Interesting fact: The botanical name Spathiphyllum derives from Greek, in which spath means spoon and phyl means leaves. That’s why the ’flowers’ of the peace lily are called spaths. But the plant doesn’t hail from Europe, it’s a forest plant from Central and South America and Southeast Asia.

 

One of a kind … Spathiphyllum ’Ricardo’

‘Ricardo’ stands out for its beautiful white spathes that is produces unexpectedly. Its ruffled leaves are also marked with very fine white streaks. Plants grow up to 40cm.

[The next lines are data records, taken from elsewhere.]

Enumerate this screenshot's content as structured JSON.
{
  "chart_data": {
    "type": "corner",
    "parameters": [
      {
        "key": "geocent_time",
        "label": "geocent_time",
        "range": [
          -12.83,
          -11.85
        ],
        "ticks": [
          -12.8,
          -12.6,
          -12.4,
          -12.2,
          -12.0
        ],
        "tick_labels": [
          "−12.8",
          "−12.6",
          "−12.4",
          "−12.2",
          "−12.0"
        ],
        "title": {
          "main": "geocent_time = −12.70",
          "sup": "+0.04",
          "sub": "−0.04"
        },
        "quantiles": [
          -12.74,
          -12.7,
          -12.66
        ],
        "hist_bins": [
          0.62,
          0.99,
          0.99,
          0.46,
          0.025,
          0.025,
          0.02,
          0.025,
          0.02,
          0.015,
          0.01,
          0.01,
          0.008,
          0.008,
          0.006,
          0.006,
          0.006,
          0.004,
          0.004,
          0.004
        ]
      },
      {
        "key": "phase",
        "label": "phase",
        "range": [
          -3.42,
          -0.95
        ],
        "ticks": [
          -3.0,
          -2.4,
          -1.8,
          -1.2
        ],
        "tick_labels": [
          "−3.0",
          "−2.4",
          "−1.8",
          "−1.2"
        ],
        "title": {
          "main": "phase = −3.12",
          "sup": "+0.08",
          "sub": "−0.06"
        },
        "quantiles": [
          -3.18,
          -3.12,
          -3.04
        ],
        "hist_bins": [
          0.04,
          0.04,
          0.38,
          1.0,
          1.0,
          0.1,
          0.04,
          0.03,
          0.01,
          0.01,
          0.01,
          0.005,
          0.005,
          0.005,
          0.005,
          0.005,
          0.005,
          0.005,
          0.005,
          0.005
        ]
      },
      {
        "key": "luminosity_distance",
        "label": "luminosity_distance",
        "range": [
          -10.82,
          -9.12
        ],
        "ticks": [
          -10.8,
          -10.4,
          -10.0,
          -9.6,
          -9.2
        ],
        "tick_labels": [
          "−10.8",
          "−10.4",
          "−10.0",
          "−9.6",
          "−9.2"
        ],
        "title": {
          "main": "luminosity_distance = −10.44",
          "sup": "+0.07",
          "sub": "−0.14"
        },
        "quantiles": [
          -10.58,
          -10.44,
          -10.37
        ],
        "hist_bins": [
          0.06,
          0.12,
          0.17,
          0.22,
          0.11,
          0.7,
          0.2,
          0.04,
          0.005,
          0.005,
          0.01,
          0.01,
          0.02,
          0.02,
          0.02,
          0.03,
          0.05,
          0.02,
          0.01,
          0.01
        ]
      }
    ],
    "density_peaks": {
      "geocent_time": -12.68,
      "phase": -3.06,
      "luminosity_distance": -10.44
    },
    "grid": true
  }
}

Did you know? A peace lily matures within three to five years but can live for much longer and keep on flowering.

 

Five ways to keep your peace lily happy.

  • Keep your plant in a bright room. They like being close to a window that receives filtered morning sun.
  • Water once a week, depending on the season. Lightly moist, but not soggy soil is best. A plant will survive if the soil dries out but let it soak in a basin or bowl of water until the leaves revive, then drain. Plants don’t like to stand in water as the roots can rot.
  • Feed once a month during summer with a liquid feed like EcoBuz MultiGro or Margaret Roberts Organic Supercharger or a kelp-based tonic.
  • Keep plants in a warm room in winter and away from draughts.
  • If the tips of the leaves go brown, it could be a sign of over-watering or under-watering. Check the soil and the drainage, amend your watering schedule. Brown leaf tips may also be a sign of a build up of salts in the soil. This can happen if you bottom water, where the plant draws up water from a saucer. Try flushing the soil with water until you see the water draining out. Do this once a month.